Wells Fargo’s (WFC) Financial Network, its independent-advisor unit, has raised its bonus awards for 2012 to encourage its roughly 1,100 advisors to grow their sales at a robust pace, according to FiNet President John Peluso (left). To be eligible for the award, advisors and teams must hit certain targets of net new assets and best-practice results, the executive said in a recent interview with AdvisorOne.
“This is part of our quality hurdles, and there is also a scoring system tied to several best practices,” said the FiNet executive. “This includes having written investment plans for clients, using bank solutions, employing written continuity plans and taking other steps to build client loyalty.”
Advisors who join FiNet by June 30 are eligible for the Voluntary Growth Opportunity Award program in 2013.
In 2011, the Innovation and Growth Team—consisting of 16 executive-level managers—was introduced to complement such efforts. The team is “focused on looking at ways to ensure business growth by designating a specific leadership team and resources for this goal,” Peluso said.
“In general, FiNet’s yearly growth target is to help FAs open up between 75 to 100 new practices a year. And we believe this is sustainable,” he said. “Including solo practitioners and teams, this entails about 140 to 200 advisors per year joining FiNet.”

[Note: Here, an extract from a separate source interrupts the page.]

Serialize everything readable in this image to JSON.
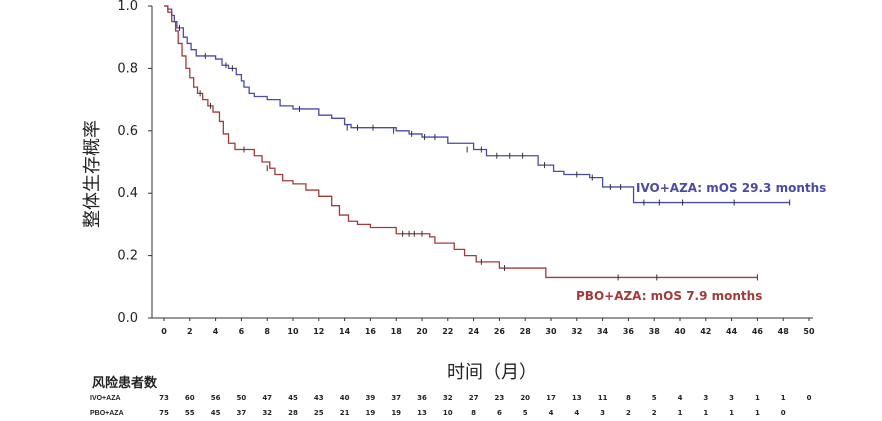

An important trend, both he and experts say, is that larger teams—with above-average yearly fees and commissions—are exploring and moving to independence. “We should continue to see this trend and strong organic growth, i.e., same-store sales,” Peluso said.
“We want mature business owners to join us, and we are best positioned to help them grow the business,” said the executive, who joined the industry in 1988 at Wheat First Securities. “We hope to grow in the double digits going forward, in terms of revenue.”